Al llegar nos recibe gordita, que en realidad no se llama así. Ha pasado por todos los nombres según sea quien la llama, aunque por todos responde. Es un perro sin pretensiones, de los que te quieren sin molestar, te trae una hoja cada vez, una rama, incluso una piedra, da igual que la hayas saludado hace cinco minutos, volverá a mirarte con ojos de esos perros suplicantes de los dibujos animados y te regalará otra cosa.

Ahora le balancean unas mamas más grandes que ella y ocho cachorritos que la persiguen como si fuera el flautista de Hamelin. Y que ella atiende con aire resignado, con un «esto de la maternidad es agotador» y yo le digo, «sí, pero, compensa», y la veo lamerles la cabeza uno a uno, mirarme, y parecer que sonríe . Ella es hija de Laica, una pastora alemán buena para nosotros, fiera para los demás. Las dos durmieron en mi puerta durante el tiempo en que yo viví sola.
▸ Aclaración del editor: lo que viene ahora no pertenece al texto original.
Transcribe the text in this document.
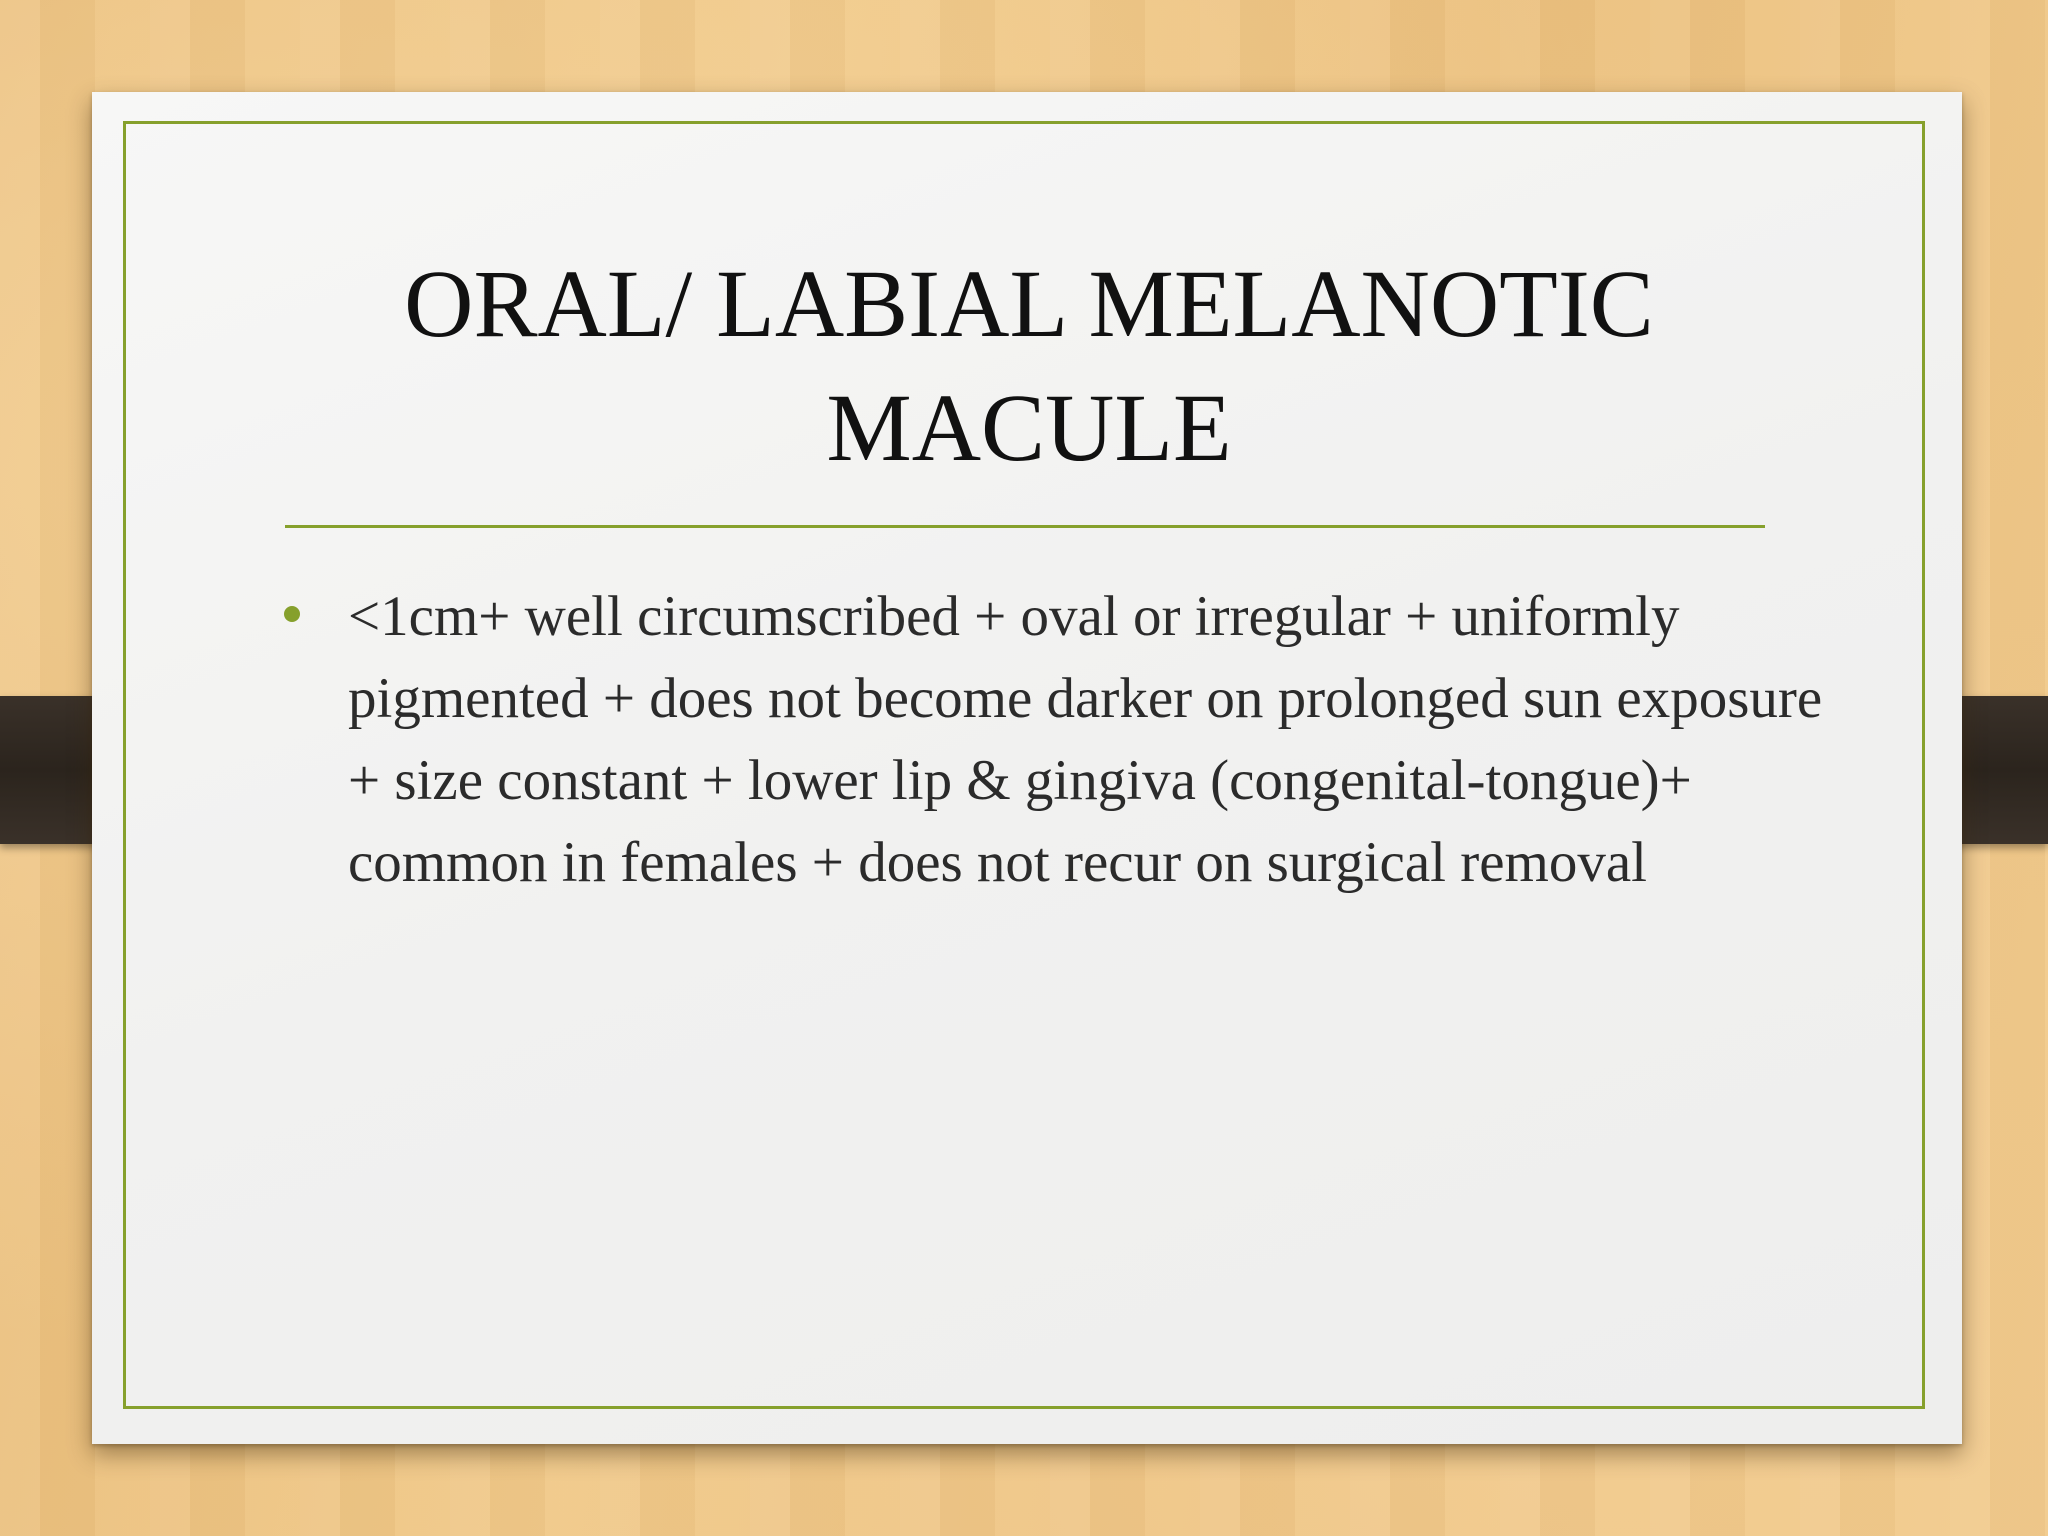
ORAL/ LABIAL MELANOTIC MACULE
<1cm+ well circumscribed + oval or irregular + uniformly pigmented + does not become darker on prolonged sun exposure + size constant + lower lip & gingiva (congenital-tongue)+ common in females + does not recur on surgical removal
Si me levantaba a beber, antes de cruzar la cocina, sus colas batían la puerta, y ese «estamos aquí» era el mejor tranquilizante para volver a dormir. Durante el día vivían al lado. Cumplían con su trabajo de guardianas cuando pasaba alguien cerca, acompañaban a tender la ropa, saludaban a mi padre cuando traía la compra, echaban la siesta a la par. Después del telediario, presienten el silencio de dentro y roncan, tranquilas, hasta oír que la cafetera o los papajotes se fríen, y la tarde se perfuma de merienda, de azúcar y canela y mi madre sale y les da un trocito, y les habla , y se hablan y se cuentan, o se barruntan, cómo les va la vida. La historia de mi familia se cuenta por periodos, o por perros, de cuando vivía León, de cuando teníamos a Lola, de Abril, de «te acuerdas de aquel que saltaba las tapias» ..., con los que crecimos nosotros. De Le Blanc, de Lana, con los que crecieron mis niños . Ahora mi hija tiene a Drogo. O él la tiene a ella, o, mejor dicho, se tienen. Reconforta saberla acompañada, en este invierno tan solo, y saber que los días, juntos, serán menos largos, la vida menos inhóspita y fría. Pienso en los que han soportado el confinamiento sin nadie a su lado, con el miedo a la hora de comer, atragantado, mientras veían las noticias, sin un comentario que las aliviaran, al meterse en la cama, dejándoles los pies y el alma helada, sin un saludo siquiera con el que abrigar la mañana. Pienso en los perros abandonados, los que van contando los días antes de ser sacrificados. En la suerte que nos asiste, que alivia tanto temor y tanto daño, cuando encontramos un ser que nos mira, sin pedir nada, guiándonos en la oscuridad.